One of the most useful, and frustrating, experiences of living in Paradise has been to try to teach history to a bunch of post-pubescent Ozarks high school graduates, who could not be convinced that 20 years is a lifetime, or that anything useful had happened before they were born.

The knowledge economists are guilty of the same type of short-sightedness. Given a decent time-lag after Sir Isaac Newton, outside of the shaman profession, knowledge has only been a commodity with utility for the last couple of centuries, less than four of my lifetimes, less than an eye-blink in the history of our post Ice Age ancestors, let alone the planet.

It does not matter how much information we have to exchange if we let the need of our DNA to replicate carry us beyond the carrying capacity of the planet. We are currently laying the foundation of the greatest human die-off in recent history in the wombs of our loving mothers.

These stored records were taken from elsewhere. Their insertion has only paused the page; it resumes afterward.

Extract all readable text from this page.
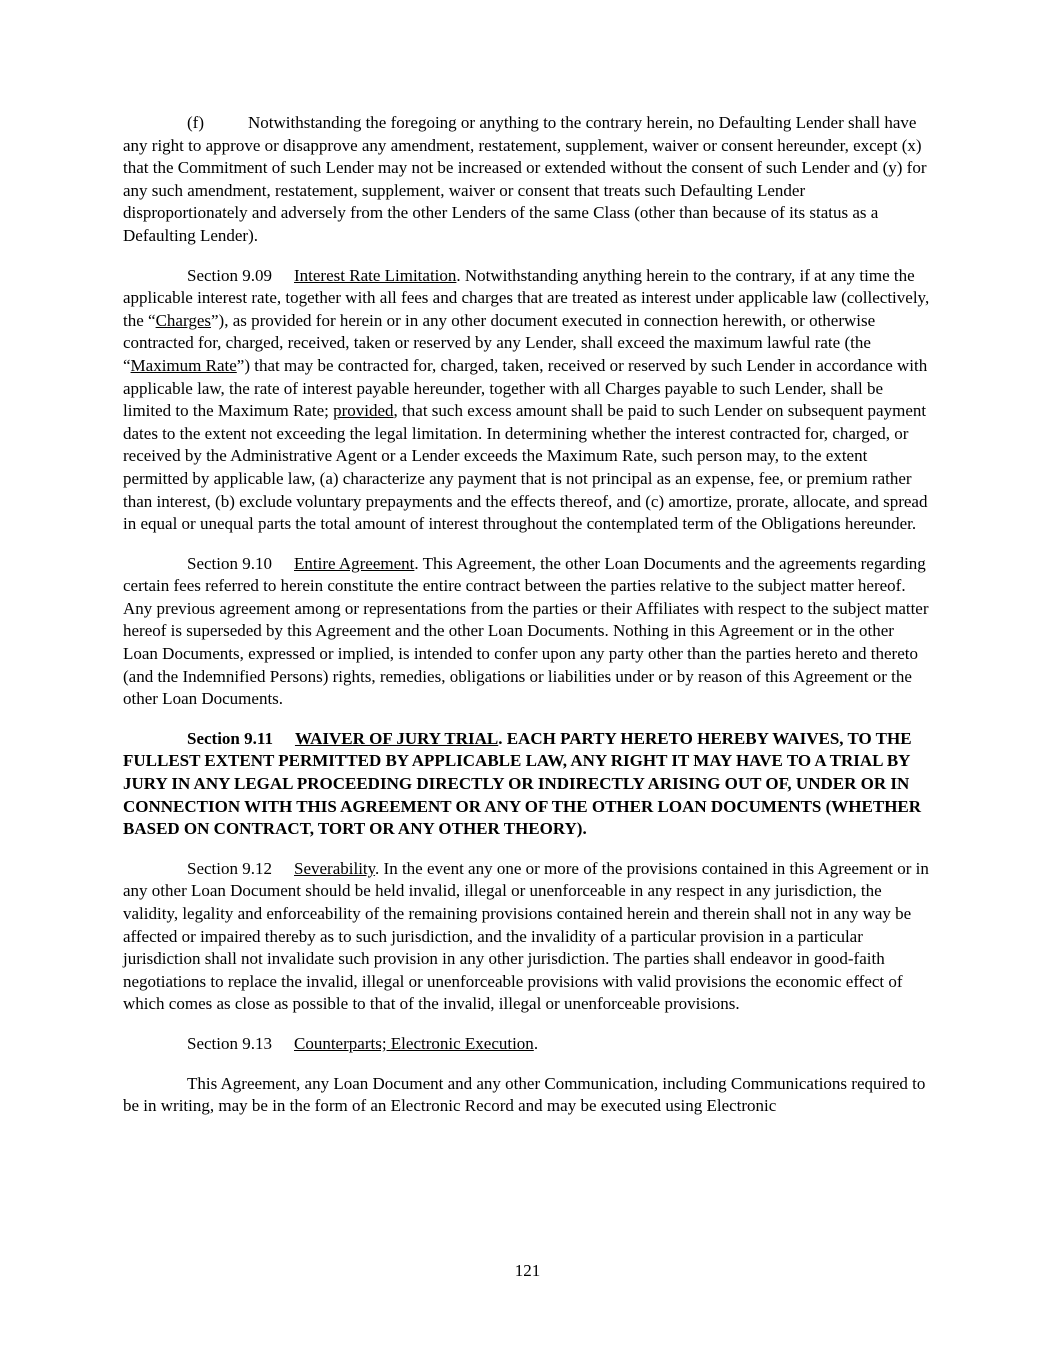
(f)	Notwithstanding the foregoing or anything to the contrary herein, no Defaulting Lender shall have any right to approve or disapprove any amendment, restatement, supplement, waiver or consent hereunder, except (x) that the Commitment of such Lender may not be increased or extended without the consent of such Lender and (y) for any such amendment, restatement, supplement, waiver or consent that treats such Defaulting Lender disproportionately and adversely from the other Lenders of the same Class (other than because of its status as a Defaulting Lender).

Section 9.09 Interest Rate Limitation. Notwithstanding anything herein to the contrary, if at any time the applicable interest rate, together with all fees and charges that are treated as interest under applicable law (collectively, the “Charges”), as provided for herein or in any other document executed in connection herewith, or otherwise contracted for, charged, received, taken or reserved by any Lender, shall exceed the maximum lawful rate (the “Maximum Rate”) that may be contracted for, charged, taken, received or reserved by such Lender in accordance with applicable law, the rate of interest payable hereunder, together with all Charges payable to such Lender, shall be limited to the Maximum Rate; provided, that such excess amount shall be paid to such Lender on subsequent payment dates to the extent not exceeding the legal limitation. In determining whether the interest contracted for, charged, or received by the Administrative Agent or a Lender exceeds the Maximum Rate, such person may, to the extent permitted by applicable law, (a) characterize any payment that is not principal as an expense, fee, or premium rather than interest, (b) exclude voluntary prepayments and the effects thereof, and (c) amortize, prorate, allocate, and spread in equal or unequal parts the total amount of interest throughout the contemplated term of the Obligations hereunder.

Section 9.10 Entire Agreement. This Agreement, the other Loan Documents and the agreements regarding certain fees referred to herein constitute the entire contract between the parties relative to the subject matter hereof. Any previous agreement among or representations from the parties or their Affiliates with respect to the subject matter hereof is superseded by this Agreement and the other Loan Documents. Nothing in this Agreement or in the other Loan Documents, expressed or implied, is intended to confer upon any party other than the parties hereto and thereto (and the Indemnified Persons) rights, remedies, obligations or liabilities under or by reason of this Agreement or the other Loan Documents.

Section 9.11 WAIVER OF JURY TRIAL. EACH PARTY HERETO HEREBY WAIVES, TO THE FULLEST EXTENT PERMITTED BY APPLICABLE LAW, ANY RIGHT IT MAY HAVE TO A TRIAL BY JURY IN ANY LEGAL PROCEEDING DIRECTLY OR INDIRECTLY ARISING OUT OF, UNDER OR IN CONNECTION WITH THIS AGREEMENT OR ANY OF THE OTHER LOAN DOCUMENTS (WHETHER BASED ON CONTRACT, TORT OR ANY OTHER THEORY).

Section 9.12 Severability. In the event any one or more of the provisions contained in this Agreement or in any other Loan Document should be held invalid, illegal or unenforceable in any respect in any jurisdiction, the validity, legality and enforceability of the remaining provisions contained herein and therein shall not in any way be affected or impaired thereby as to such jurisdiction, and the invalidity of a particular provision in a particular jurisdiction shall not invalidate such provision in any other jurisdiction. The parties shall endeavor in good-faith negotiations to replace the invalid, illegal or unenforceable provisions with valid provisions the economic effect of which comes as close as possible to that of the invalid, illegal or unenforceable provisions.

Section 9.13 Counterparts; Electronic Execution.

This Agreement, any Loan Document and any other Communication, including Communications required to be in writing, may be in the form of an Electronic Record and may be executed using Electronic

121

Malthus was not wrong; he was just premature, and he looked at food instead of water. Knowledge is no comfort to the thirsty.

Friday, June 2, 2006 09:41 AM

Yeah but...

I certainly understand the ways in which information is a nonrival good, but in many situations this doesnt seem to tranlate in a practical sense. While once an idea is put out there, it might not be an extinguishable resource like trees are, but how is that idea to be communicated. Books, the internet? These ARE to some degree scarce goods and will come with a cost. Even word of mouth, and travel, come with costs that seem to limit who has access to, and can use knowledge.